SAN FRANCISCO (Reuters) - Two of California’s biggest cities were on the verge of adopting sweeping pension reform plans on Tuesday, with early election results showing measures in both cities passing by 2-1 margins.
Voters in San Diego, second in population to Los Angeles, favored moving new employees to plans similar to private-sector 401(k)s, instead of pensions with guaranteed benefits.
The capital of Silicon Valley, San Jose, will force employees to choose between reduced benefits or sharply higher employee contributions to maintain current benefits, which now cost the city about a quarter of its budget.
“A big win here gives mayors across the country confidence that if they bring this to their voters, the voters will get it,” San Jose Mayor Chuck Reed said as the votes came in.
Union representatives said the cities should have worked harder at the bargaining table. “These results will mean broken promises and less retirement security for working families and seniors,” Dave Low, chairman of Californians for Retirement Security, said in a statement.
California’s budget gap, currently near $16 billion, pales in comparison to a pension shortfall estimated as high as a half trillion dollars. That bill doesn’t come due at once, but payments are approaching crisis levels for some local governments, such as San Jose.
Stanford economist Joe Nation estimates the largest state pension plan, the California Public Employees’ Retirement System, Calpers, and two plans for school and state university employees, are underfunded by a total of nearly $500 billion. Major cities such as San Jose and San Diego, which are not part of the big state plans, are billions more in the hole.
Nation said huge victory margin would catch the eyes of politicians across the country, if not necessarily in Sacramento, where Governor Jerry Brown’s pension reform efforts have stalled.

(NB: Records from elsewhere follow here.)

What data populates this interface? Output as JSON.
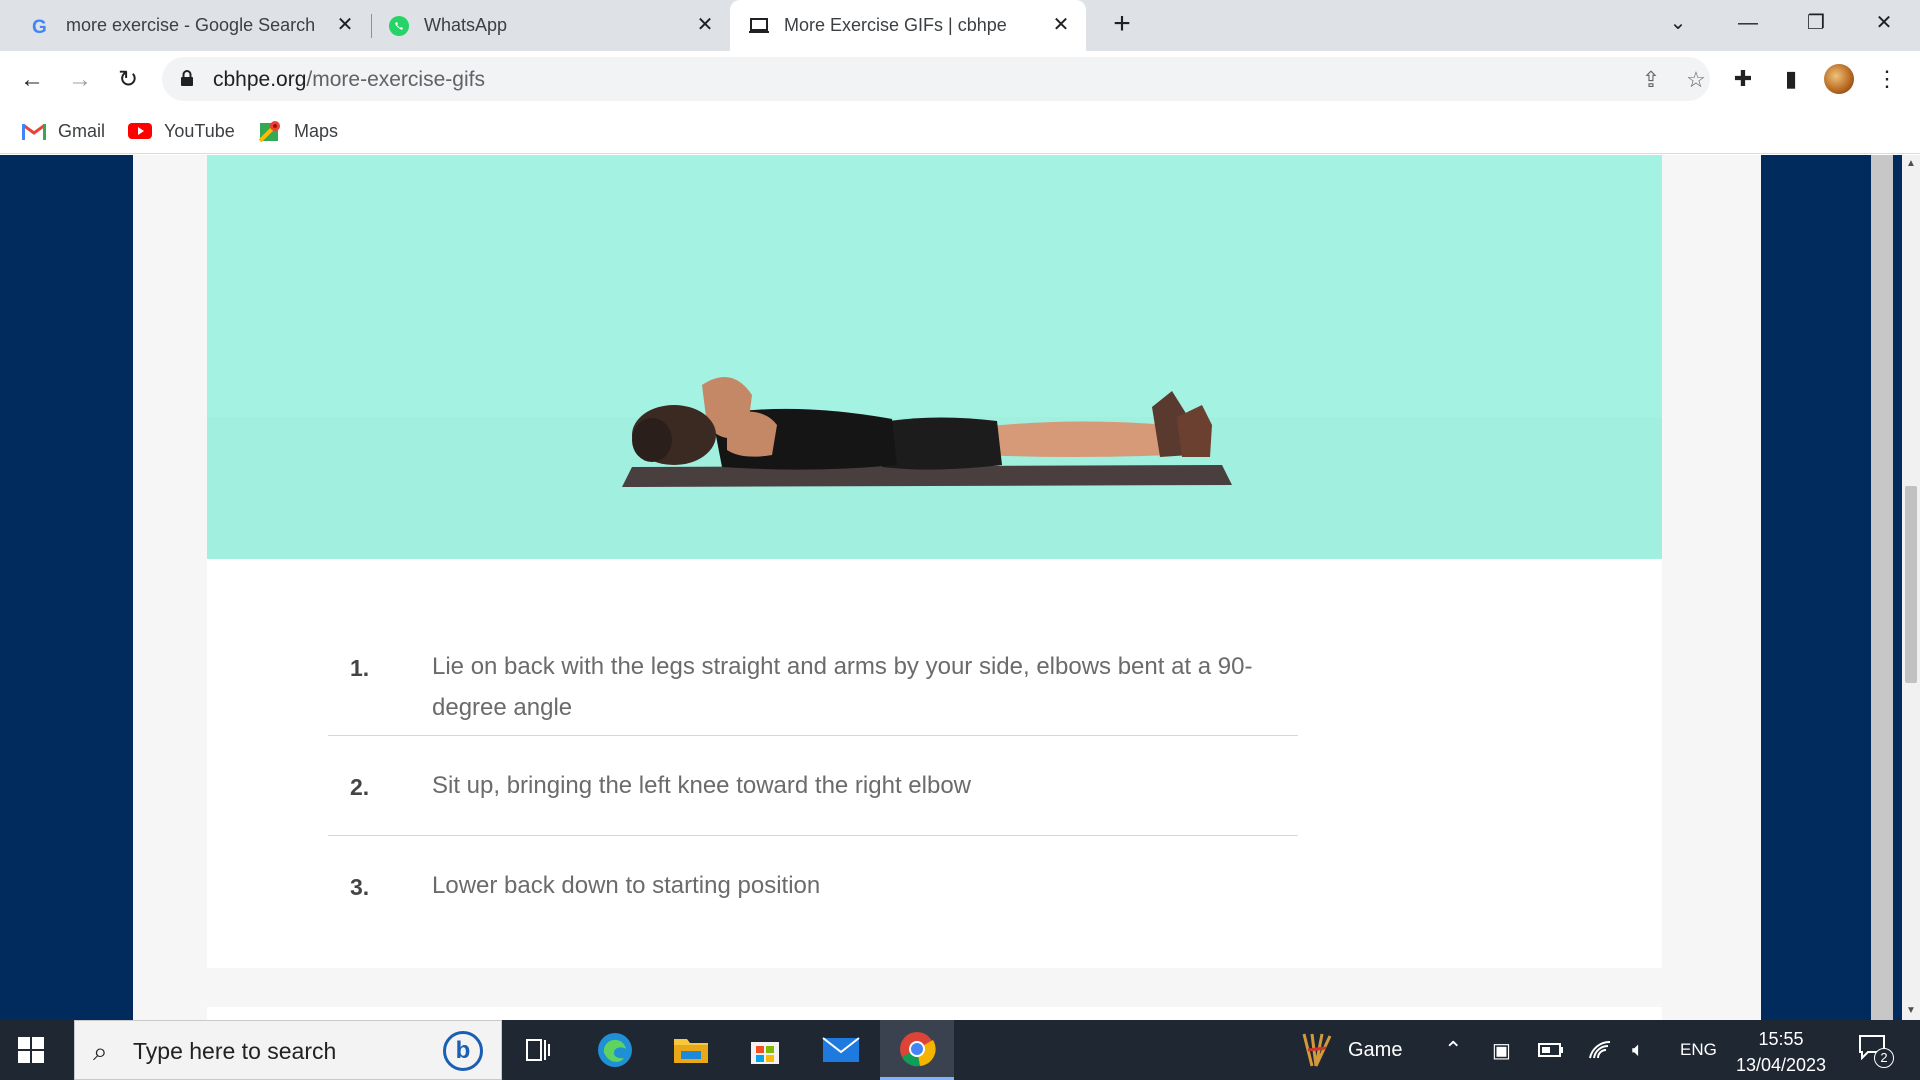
{
  "browser": {
    "tabs": [
      {
        "title": "more exercise - Google Search",
        "icon": "google-icon"
      },
      {
        "title": "WhatsApp",
        "icon": "whatsapp-icon"
      },
      {
        "title": "More Exercise GIFs | cbhpe",
        "icon": "laptop-icon",
        "active": true
      }
    ],
    "new_tab": "+",
    "url_domain": "cbhpe.org",
    "url_path": "/more-exercise-gifs",
    "bookmarks": [
      {
        "label": "Gmail",
        "icon": "gmail-icon"
      },
      {
        "label": "YouTube",
        "icon": "youtube-icon"
      },
      {
        "label": "Maps",
        "icon": "maps-icon"
      }
    ]
  },
  "page": {
    "hero_image": "man-lying-on-mat-exercise-gif",
    "steps": [
      {
        "num": "1.",
        "text": "Lie on back with the legs straight and arms by your side, elbows bent at a 90-degree angle"
      },
      {
        "num": "2.",
        "text": "Sit up, bringing the left knee toward the right elbow"
      },
      {
        "num": "3.",
        "text": "Lower back down to starting position"
      }
    ],
    "colors": {
      "background": "#012b5c",
      "hero": "#a3f2e2",
      "card": "#ffffff"
    }
  },
  "taskbar": {
    "search_placeholder": "Type here to search",
    "game_label": "Game",
    "language": "ENG",
    "time": "15:55",
    "date": "13/04/2023",
    "notification_count": "2"
  }
}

“Anyone in the political business understands what a 2-1 margin means. It means that voters get it and you better get it,” Nation said.
San Diego’s Proposition B was ahead 68 percent to 32 percent with mail-in ballots and a half of precincts reporting, and San Jose’s Measure B was ahead 70 to 30 percent with mail-in ballots and 47 percent of precincts reporting.
California dramatically raised pension promises in the aftermath of a 1990s stock market boom, predicting that stock returns would pay for increases.
A 1999 law, adopted overwhelmingly by legislators on both sides of the aisle, knocked five years off the retirement age for many workers, bumped up payments - or both. Every career government worker could quit at 50 or 55 with a solid, and sometimes lavish, pension.
Cities eager to keep workers followed suit.
But unions facing vastly higher costs are not likely to accept the changes without a fight. San Diego Municipal Employees Association General Manager Mike Zucchet said his group had already launched one court challenge and was ready with more. The pension measure was full of holes, he said.
“This was written like a full employment law for lawyers,” he said.